Kabar24.com, JAKARTA - Sengketa informasi publik antara Forest Watch Indonesia (FWI) dengan Kementerian Agraria dan Tata Ruang (ATR) soal keterbukaan pemilik Hak Guna Usaha (HGU) perkebunan sawit di Kalimantan belum ada titik terang.
Komisi Informasi Pusat (KIP) dalam sidang putusannya menyatakan beberapa dokumen soal HGU terbuka. Namun, Kementerian ATR masih berpendapat bahwa nama pemegang HGU merupakan informasi tertutup.
“Kami mengapresiasi komitmen dan upaya Kemen ATR/BPN dalam mendorong keterbukaan di sektor agraria. Namun uji konsekuensi yang dilakukan oleh Kementerian ATR belum memenuhi prinsip uji konsekuensi informasi publik sesuai dengan mandat UU KIP,” jelas Linda Rosalina, Pengkampanye FWI dalam keterangan tertulisnya kepada Bisnis, Kamis (21/7/2016).
Linda menjelaskan, uji konsekuensi informasi publik yang dilakukan pemerintah terkait hak guna usaha hanya didasarkan Peraturan Pemerintah Nomor 24 Tahun 1997 Tentang Pendaftaran Tanah dan Peraturan Kepala Badan Pertanahan Nasional Nomor 6 Tahun 2013 Tentang Pelayanan Informasi Publik di Lingkungan Badan Pertanahan Nasional.
Padahal, kata dia, Undang Undang Nomor 14 Tahun 2008 Tentang Keterbukaan Informasi Publik (UU KIP) pasal 2 ayat (4) menyatakan Informasi Publik yang dikecualikan bersifat rahasia sesuai Undang-Undang, kepatutan, dan kepentingan umum didasarkan pada pengujian konsekuensi.
Alasan pihak kementerian tidak membuka nama pemegang HGU adalah untuk melindungi informasi pribadi yang menurut Kemen ATR/BPN bersifat rahasia. Meski sebenarnya, pengungkapan nama pemegang hak akan meningkatkan akuntabilitas negara dalam penerbitan HGU.

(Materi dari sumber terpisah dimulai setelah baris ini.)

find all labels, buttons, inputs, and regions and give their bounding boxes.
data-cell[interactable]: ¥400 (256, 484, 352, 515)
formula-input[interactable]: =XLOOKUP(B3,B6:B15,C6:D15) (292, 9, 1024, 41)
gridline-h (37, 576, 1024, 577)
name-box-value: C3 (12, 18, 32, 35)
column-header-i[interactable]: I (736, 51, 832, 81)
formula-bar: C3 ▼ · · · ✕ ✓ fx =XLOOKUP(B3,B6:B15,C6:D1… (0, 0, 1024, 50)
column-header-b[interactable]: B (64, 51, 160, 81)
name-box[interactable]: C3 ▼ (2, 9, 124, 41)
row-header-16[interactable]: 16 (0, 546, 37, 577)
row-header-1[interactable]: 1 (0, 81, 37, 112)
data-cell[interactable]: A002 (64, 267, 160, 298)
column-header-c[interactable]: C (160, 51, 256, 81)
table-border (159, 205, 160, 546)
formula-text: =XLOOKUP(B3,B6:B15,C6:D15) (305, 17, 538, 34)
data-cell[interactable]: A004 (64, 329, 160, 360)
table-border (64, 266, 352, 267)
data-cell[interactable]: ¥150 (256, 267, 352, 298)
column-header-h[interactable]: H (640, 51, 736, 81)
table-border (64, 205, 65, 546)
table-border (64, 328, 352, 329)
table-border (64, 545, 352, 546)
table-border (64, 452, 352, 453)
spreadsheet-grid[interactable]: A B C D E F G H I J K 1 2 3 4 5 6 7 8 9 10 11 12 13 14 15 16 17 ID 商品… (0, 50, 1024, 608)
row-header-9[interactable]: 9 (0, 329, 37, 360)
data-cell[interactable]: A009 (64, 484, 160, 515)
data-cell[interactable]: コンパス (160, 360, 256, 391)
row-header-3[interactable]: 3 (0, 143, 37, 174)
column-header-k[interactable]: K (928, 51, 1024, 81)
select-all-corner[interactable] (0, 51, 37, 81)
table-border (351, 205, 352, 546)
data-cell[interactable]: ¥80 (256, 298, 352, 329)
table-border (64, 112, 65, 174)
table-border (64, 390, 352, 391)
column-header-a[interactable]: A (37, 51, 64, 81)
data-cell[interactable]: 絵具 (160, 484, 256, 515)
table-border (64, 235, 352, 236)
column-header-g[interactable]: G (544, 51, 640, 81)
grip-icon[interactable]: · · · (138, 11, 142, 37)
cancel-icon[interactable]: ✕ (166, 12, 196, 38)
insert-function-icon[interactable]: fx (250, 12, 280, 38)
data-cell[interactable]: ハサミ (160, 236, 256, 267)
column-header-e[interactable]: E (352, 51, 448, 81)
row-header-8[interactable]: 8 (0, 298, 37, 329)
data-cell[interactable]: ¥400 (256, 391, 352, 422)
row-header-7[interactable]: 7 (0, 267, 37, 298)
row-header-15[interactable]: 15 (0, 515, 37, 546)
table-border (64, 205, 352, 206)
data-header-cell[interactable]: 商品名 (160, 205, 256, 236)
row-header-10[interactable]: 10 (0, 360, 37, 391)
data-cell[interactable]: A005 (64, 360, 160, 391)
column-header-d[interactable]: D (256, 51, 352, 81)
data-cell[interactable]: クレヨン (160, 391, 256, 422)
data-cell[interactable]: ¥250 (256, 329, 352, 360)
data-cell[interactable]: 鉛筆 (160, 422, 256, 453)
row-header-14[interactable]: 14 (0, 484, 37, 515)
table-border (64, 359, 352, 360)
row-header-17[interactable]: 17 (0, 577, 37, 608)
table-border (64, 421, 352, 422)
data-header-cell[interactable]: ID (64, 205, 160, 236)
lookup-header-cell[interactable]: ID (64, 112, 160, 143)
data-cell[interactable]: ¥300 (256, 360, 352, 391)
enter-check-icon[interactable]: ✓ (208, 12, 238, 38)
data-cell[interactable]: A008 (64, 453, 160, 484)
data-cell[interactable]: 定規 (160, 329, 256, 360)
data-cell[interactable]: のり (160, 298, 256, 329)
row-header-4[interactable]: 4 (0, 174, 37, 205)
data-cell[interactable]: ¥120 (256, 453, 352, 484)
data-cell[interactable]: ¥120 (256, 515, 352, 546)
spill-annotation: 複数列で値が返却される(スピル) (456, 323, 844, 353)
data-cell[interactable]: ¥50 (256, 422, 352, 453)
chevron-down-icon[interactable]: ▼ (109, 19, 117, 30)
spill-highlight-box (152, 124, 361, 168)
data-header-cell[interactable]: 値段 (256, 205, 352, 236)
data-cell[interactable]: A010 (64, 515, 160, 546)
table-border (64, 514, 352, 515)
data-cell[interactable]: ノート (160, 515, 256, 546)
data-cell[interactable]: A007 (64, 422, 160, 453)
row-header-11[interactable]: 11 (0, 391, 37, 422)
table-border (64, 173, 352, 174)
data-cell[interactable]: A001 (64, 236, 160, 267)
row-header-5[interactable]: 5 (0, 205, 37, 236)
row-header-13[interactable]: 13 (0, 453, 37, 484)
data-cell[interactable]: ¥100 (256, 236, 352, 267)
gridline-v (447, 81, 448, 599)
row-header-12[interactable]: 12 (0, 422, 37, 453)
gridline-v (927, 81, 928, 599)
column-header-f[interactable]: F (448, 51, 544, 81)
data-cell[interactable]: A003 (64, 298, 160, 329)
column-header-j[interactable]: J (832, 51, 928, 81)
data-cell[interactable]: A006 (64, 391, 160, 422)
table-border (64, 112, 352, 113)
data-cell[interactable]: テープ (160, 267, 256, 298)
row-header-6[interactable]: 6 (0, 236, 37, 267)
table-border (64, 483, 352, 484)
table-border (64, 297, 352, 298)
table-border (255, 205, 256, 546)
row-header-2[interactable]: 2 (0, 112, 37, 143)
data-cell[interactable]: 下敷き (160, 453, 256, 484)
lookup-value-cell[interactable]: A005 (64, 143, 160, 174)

Dokumen HGU, kata Linda, penting dibuka agar masyarakat bisa melakukan pengawasan dan monitoring terhadap izin-izin pengelolaan dan pemanfaatan sumberdaya alam yang keluar. Sehingga klausul tentang partisipasi publik yang tercantum di hampir semua UU sektoral terkait pengelolaan sumberdaya alam dapat diimplementasikan.